I 27 atleti “oriundi” che hanno impreziosito con le lo storie e le loro qualità agonistiche il gruppo azzurro 

Marcell Jacobs, centometrista, è nato a El Paso (in Texas), mentre Hillary Wanderson Polanco Rijo (4×100) è originario di Santo Domingo, seppur trapiantato a Cagliari. Eseosa Fausto Desalu (200 metri, 4×100), pur avendo origini nigeriani (al pari del ‘triplista’ Emmanuel Ihemeje, oggi carrarino), è nato a Casalmaggiore. Curiosa la storia di Antonio Baldassare Infantino (200 metri, 4×100), nato in Gran Bretagna, pur avendo mamma avellinese e papà agrigentino. Il russo Vladimir Aceti (4×400, 4×400 mista), invece, è stato adottato da una famiglia lombarda. Stesso destino per il dominicano Brayan Lopez (4×400, 4×400 mista), accolto da una famiglia di Vercelli, e dall'etiope Yemaneberhan Crippa che si è trasferito in una famiglia milanese. Sangue misto scorre nelle vene di Paolo Dal Molin (110 ostacoli) a metà tra il Camerun (lato madre) e il Veneto (padre di Belluno. L'ivoriano Hassane Fofana (110 ostacoli) ha vissuto a Brescia, mentre Ahmed Abdelwahed (3000 siepi) è di origini egiziane e i fratelli Ala e Osama Zoghlami (3000 siepi) tunisine. Zane Weir (getto del peso) ha ottenuto l'ok per gareggiare con l'Italia pur essendo nato in Sudafrica.
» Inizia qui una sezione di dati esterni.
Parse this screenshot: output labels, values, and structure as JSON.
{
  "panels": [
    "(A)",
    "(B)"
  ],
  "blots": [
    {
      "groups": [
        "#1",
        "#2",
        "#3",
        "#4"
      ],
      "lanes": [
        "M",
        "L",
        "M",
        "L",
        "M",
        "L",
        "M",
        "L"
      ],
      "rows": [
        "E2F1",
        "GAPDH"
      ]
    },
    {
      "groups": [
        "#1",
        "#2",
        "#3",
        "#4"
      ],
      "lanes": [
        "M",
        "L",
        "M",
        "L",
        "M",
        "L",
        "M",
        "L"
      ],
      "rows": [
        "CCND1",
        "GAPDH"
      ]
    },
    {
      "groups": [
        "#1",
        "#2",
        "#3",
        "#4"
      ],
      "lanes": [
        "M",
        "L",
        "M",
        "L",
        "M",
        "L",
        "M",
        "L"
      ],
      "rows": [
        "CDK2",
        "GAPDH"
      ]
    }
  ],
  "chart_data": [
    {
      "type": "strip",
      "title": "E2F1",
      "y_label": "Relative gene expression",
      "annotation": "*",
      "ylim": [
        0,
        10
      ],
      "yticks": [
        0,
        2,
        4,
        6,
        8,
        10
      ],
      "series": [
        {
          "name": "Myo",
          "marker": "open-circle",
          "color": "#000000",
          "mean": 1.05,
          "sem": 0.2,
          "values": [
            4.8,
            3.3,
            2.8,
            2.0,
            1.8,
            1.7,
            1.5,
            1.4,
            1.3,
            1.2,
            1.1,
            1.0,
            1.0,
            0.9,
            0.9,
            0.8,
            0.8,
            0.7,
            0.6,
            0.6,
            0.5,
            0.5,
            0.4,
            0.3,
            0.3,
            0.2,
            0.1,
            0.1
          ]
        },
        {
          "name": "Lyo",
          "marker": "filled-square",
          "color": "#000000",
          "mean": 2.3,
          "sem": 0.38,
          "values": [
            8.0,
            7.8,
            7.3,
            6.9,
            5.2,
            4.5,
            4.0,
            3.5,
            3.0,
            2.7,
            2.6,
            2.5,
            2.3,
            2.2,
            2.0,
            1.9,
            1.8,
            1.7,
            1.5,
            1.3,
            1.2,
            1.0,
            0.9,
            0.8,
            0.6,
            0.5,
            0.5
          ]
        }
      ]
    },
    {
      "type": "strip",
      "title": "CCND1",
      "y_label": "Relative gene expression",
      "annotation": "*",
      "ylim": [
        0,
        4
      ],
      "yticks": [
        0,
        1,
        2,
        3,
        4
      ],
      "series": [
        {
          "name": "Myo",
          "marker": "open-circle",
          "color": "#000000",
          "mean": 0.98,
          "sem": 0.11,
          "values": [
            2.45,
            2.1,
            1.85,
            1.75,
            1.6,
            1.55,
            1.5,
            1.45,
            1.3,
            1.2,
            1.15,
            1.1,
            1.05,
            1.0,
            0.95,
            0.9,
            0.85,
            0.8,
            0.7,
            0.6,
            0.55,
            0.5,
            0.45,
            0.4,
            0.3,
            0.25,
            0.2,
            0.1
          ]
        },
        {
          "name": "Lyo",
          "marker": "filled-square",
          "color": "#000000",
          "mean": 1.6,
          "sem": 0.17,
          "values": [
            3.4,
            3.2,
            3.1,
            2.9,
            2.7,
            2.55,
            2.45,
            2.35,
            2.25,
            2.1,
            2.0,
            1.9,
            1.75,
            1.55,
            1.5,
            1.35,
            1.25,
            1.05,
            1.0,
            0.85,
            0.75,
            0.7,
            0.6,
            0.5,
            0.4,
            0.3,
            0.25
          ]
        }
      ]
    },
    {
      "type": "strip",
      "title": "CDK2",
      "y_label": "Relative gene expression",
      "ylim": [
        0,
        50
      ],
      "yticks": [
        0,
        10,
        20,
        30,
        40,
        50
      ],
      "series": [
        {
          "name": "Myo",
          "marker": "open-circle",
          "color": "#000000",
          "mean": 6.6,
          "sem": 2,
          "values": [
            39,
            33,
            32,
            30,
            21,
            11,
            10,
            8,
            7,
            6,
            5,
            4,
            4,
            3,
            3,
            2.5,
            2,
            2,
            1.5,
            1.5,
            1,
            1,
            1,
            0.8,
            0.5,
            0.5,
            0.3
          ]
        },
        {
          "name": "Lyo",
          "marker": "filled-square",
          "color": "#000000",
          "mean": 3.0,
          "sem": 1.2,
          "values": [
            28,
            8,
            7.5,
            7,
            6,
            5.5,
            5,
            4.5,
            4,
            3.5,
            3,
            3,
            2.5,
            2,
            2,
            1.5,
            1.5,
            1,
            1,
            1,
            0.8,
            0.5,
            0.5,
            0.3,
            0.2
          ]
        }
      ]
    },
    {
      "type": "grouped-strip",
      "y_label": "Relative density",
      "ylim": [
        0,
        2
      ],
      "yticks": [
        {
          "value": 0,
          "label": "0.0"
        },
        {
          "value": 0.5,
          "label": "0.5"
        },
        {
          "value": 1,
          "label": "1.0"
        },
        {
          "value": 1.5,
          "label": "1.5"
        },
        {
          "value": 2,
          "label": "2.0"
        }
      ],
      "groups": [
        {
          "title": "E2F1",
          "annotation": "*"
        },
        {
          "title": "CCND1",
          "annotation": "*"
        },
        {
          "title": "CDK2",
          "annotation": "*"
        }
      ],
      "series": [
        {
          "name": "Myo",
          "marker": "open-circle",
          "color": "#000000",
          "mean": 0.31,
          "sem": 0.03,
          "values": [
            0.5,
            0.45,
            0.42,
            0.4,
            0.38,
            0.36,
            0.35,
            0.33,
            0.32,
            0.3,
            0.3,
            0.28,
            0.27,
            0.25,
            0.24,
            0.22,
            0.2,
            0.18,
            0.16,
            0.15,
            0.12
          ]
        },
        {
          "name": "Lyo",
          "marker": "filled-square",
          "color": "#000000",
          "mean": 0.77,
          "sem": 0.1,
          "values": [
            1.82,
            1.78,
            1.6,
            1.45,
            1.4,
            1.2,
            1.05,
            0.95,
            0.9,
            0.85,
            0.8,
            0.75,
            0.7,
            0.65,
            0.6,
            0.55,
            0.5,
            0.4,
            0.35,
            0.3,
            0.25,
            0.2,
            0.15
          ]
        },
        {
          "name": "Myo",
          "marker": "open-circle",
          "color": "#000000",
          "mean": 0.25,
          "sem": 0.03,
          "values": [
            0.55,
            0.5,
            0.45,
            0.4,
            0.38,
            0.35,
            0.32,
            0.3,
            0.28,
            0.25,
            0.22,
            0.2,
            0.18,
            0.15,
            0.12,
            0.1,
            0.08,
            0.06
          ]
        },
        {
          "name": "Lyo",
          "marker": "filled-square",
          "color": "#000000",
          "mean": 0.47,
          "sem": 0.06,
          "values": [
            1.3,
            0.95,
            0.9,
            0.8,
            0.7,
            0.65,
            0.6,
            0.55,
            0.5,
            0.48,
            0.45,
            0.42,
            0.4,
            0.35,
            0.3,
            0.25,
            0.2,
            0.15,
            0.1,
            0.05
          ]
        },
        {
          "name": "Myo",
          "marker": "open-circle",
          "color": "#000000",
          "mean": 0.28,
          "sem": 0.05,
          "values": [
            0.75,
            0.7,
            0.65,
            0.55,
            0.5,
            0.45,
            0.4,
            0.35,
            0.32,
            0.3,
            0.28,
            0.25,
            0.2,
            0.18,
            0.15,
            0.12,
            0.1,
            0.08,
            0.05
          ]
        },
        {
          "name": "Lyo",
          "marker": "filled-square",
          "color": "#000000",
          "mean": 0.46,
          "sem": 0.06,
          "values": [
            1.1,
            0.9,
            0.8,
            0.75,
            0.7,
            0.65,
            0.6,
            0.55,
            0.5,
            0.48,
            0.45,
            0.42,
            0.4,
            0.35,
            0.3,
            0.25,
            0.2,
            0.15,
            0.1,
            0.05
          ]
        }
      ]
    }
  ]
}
L'esperto marocchino Yassine El Fathaoui (maratona) si è trasferito da piccolo a Parma, così come l'eritreo Eyob Faniel (maratona) ha scoperto sin da giovanissimo il Vicentino (Bassano del Grappa) e Yassine Rachik (maratona) ma messo piede, quasi in fasce, a Bergamo. Tra le donne, c'è l'ivoriana... lombarda Zaynab Dosso (4×100), così come la dominicana Johanelis Herrera Abreu (4×100), che da piccola si è trasferita a Verona. Nati in Ghana, invece, i genitori Gloria Hooper (200 metri, 4×100). La marocchina Dalia Kaddari (200 metri, 4×100) è stata agonisticamente svezzata in Sardegna. Padre nigeriano e mamma di Roma - insegna religione - per Maria Benedicta Chigbolu (4×400, 4×400 mista). Ayomide Temilade Folorunso (4×400, 4×400 mista) ha radici in Nigeria ma il cuore... parmigiano (Fidenza) Raphaela Bohaeng Lukudo (4×400, 4×400 mista). Yadisleidy Pedroso (400 ostacoli) è un'atleta cubana naturalizzata italiana dopo aver sposato un salernitano. Dariya Derkach (salto triplo) è una ragazza ucraina che da piccola si è trasferita a Pagani. Un'altra atleta di origini nigeriane, ma nata a Torino, è Daisy Osakue (lancio del disco).